Il faut alors trouver quelqu’un pour la remplacer. Tous refusent et Oui-Oui accepte. Oui-Oui monte sur l’estrade. Il n’a pas peur. Et lui vient une chanson ;

 » Nous l’aimons beaucoup,

Car elle apprend tout,

Répétons sans cesse :

Vive la maîtresse ! « 

C’est maintenant le grand moment de la remise des prix.  Les élèves défilent sur l’estrade.
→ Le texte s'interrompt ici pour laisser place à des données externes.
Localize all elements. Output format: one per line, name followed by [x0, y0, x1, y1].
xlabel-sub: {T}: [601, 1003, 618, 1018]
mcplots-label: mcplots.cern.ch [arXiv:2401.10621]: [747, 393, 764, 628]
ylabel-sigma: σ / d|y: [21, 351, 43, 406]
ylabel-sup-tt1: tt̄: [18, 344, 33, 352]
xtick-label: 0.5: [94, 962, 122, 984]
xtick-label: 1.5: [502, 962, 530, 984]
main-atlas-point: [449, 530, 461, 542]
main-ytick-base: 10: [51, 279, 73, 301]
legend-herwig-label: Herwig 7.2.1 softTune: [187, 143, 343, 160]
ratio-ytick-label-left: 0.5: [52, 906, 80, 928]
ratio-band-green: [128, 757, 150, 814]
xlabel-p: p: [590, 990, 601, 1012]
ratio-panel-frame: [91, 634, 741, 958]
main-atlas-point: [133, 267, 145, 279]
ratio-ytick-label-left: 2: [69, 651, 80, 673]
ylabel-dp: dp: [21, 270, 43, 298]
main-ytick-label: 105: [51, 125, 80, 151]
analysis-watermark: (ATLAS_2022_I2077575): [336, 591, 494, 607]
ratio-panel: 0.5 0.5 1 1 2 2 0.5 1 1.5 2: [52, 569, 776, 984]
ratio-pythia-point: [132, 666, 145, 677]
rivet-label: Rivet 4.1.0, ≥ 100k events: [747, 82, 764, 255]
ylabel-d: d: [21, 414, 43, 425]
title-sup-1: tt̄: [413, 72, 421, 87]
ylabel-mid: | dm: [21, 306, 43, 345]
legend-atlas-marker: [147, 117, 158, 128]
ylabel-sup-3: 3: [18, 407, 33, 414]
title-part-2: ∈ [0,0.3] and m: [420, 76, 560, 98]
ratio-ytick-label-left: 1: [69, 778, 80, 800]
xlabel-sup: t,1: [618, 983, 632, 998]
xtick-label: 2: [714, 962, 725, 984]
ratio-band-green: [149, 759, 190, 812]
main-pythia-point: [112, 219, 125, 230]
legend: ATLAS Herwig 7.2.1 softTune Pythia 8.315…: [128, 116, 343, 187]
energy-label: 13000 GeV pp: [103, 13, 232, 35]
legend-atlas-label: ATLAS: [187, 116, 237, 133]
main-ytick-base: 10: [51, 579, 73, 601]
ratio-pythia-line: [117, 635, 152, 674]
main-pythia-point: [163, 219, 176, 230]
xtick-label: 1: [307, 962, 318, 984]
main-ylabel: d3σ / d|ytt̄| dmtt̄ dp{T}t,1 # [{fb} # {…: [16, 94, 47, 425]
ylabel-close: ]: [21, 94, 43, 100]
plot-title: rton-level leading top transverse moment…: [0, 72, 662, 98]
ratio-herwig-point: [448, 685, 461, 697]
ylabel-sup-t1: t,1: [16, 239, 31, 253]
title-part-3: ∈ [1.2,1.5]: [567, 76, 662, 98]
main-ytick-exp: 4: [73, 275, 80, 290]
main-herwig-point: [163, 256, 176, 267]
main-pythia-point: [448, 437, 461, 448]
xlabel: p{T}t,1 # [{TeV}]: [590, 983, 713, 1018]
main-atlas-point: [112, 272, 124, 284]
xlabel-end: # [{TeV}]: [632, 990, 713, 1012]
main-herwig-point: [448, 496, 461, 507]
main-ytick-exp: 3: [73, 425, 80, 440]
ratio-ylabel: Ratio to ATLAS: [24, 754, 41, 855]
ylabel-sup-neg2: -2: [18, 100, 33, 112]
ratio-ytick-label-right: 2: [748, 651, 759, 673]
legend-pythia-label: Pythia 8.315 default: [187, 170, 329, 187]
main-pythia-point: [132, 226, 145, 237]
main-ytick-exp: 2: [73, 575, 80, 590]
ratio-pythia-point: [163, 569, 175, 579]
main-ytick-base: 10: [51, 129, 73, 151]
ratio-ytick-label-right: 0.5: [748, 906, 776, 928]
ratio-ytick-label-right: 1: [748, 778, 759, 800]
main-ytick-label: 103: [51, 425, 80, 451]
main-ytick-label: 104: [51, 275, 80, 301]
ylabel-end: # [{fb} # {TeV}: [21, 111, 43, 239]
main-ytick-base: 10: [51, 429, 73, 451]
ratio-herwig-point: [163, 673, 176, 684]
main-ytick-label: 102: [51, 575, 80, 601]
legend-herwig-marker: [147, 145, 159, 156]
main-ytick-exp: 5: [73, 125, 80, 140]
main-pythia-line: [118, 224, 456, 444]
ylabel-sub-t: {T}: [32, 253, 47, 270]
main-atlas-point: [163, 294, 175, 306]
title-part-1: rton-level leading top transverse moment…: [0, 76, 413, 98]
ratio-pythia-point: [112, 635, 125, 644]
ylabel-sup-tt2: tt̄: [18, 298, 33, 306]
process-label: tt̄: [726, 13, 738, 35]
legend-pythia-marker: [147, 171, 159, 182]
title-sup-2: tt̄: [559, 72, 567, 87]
Oui-Oui ne pense rien avoir obtenu. Mais voilà que Mademoiselle Plouf appelle son nom.

 » Pour Oui-Oui, prix de camaderie ! « 

Oui-Oui est tout surpris. Il se lève, la figure illuminée de joie, pour aller chercher son prix.

Potiron est si fier qu’il l’invite à goûter. Ils entament un gâteau au chocolat. Puis Potiron décroche le bonnet de Oui-Oui du porte-manteau. Il lui met sur le tête. Il l’enfonce et miracle, le grelot tinte !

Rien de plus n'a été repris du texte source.